How do anchor’s play a part in the Region Proposal Network (RPN) in Faster-RCNN

computer visionmachine learning

I'm reading based on this article: https://tryolabs.com/blog/2018/01/18/faster-r-cnn-down-the-rabbit-hole-of-modern-object-detection
as well as this YouTube video: https://www.youtube.com/watch?v=X3IlbjQs190

I'm confused as to how anchors have anything to do with how the RPN works. In the article it mentions that the RPN network takes in the feature map obtained from the base network as input and applies a 3×3 convolution over it, obtaining a layer with 512 channels. I'm guessing the height and width of this layer should be around 14×14, since applying a 3×3 convolution shouldn't change the dimensions by that much. And then this layer is connected to two independent layers with a 1×1 convolution over the 512 channels layer, yielding one layer with a size of 4k (where k is the number of anchors) corresponding to the center locations and the dimensions per anchor and one layer with a size of 2k corresponding to the probability that each anchor is background or foreground.

I don't understand how applying a 1×1 convolution over a multidimension array gives a scalar (as the loss is computed with the last 1×1 convolutional layer) and nowhere does the article mention that there are any fully connected layers. Also, I don't understand where anchors come into play, as the RPN simply just does operations on the input feature map.

Best Answer

I don't understand how applying a 1x1 convolution over a multidimension array gives a scalar (as the loss is computed with the last 1x1 convolutional layer) and nowhere does the article mention that there are any fully connected layers.

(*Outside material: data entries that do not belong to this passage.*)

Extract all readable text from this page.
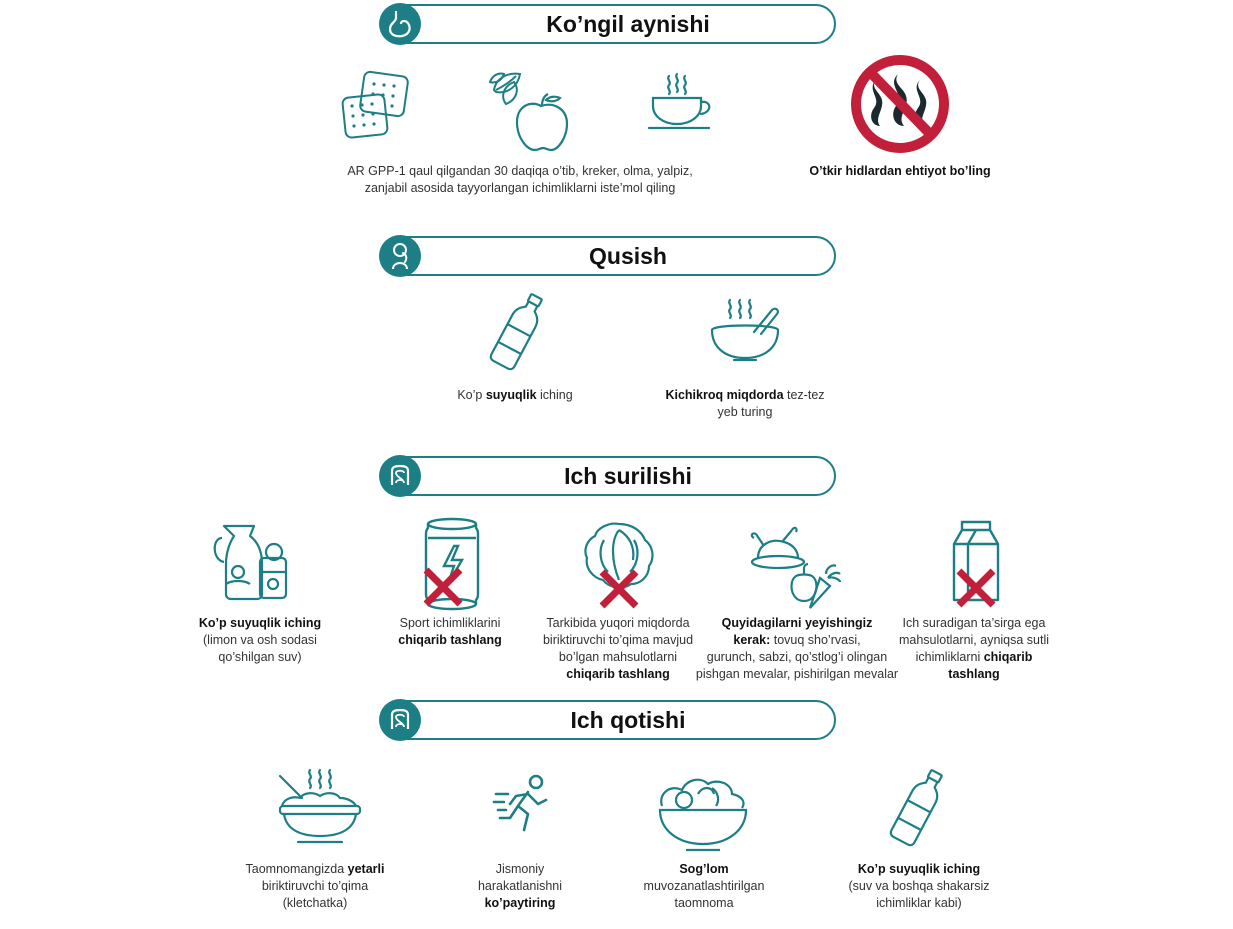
Ko’ngil aynishi
AR GPP-1 qaul qilgandan 30 daqiqa o’tib, kreker, olma, yalpiz,
zanjabil asosida tayyorlangan ichimliklarni iste’mol qiling
O’tkir hidlardan ehtiyot bo’ling
Qusish
Ko’p suyuqlik iching	Kichikroq miqdorda tez-tez
yeb turing
Ich surilishi
Ko’p suyuqlik iching
(limon va osh sodasi
qo’shilgan suv)
Sport ichimliklarini
chiqarib tashlang
Tarkibida yuqori miqdorda
biriktiruvchi to’qima mavjud
bo’lgan mahsulotlarni
chiqarib tashlang
Quyidagilarni yeyishingiz
kerak: tovuq sho’rvasi,
gurunch, sabzi, qo’stlog’i olingan
pishgan mevalar, pishirilgan mevalar
Ich suradigan ta’sirga ega
mahsulotlarni, ayniqsa sutli
ichimliklarni chiqarib
tashlang
Ich qotishi
Taomnomangizda yetarli
biriktiruvchi to’qima
(kletchatka)
Jismoniy
harakatlanishni
ko’paytiring
Sog’lom
muvozanatlashtirilgan
taomnoma
Ko’p suyuqlik iching
(suv va boshqa shakarsiz
ichimliklar kabi)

The 1x1 convolution acts as a linear layer on a feature vector (for a $H\times W\times C_{in}$ image, where $H$ is the height, $W$ is the width and $C_{in}$ is the number of channels, at each spatial location we have a $1\times 1\times C_{in}$ feature vector). I.e. 1x1 convolution acts per pixel-location over all channels, by linearly mapping a feature vector of size $1\times 1\times C_{in}$ to $1\times 1\times C_{out}$.

If you are familiar with PyTorch, then the following two are equivalent (with the only difference in the input and output shapes):

nn.Linear(in_features=256, out_features=2*k)
nn.Conv1d(in_channels=256, out_channels=2*k, kernel_size=1)

Below is a sketch that shows how a 3x3 sliding window (red color) of the RPN is applied on some location (blue dot) of feature map with 512 channels.

enter image description here

Also, I don't understand where anchors come into play, as the RPN simply just does operations on the input feature map.

For each feature-map location (blue dot) there is associated a set of $k$ anchor boxes of fixed scales and aspect ratios. The regression head of the RPN outputs 4 values $t_x, t_y, t_w, t_h$ for each anchor box, which are then used to resize and move the center of each anchor box to get a region-proposal (together with objectness score obtained by the classification branch (softmax classifier) of the RPN).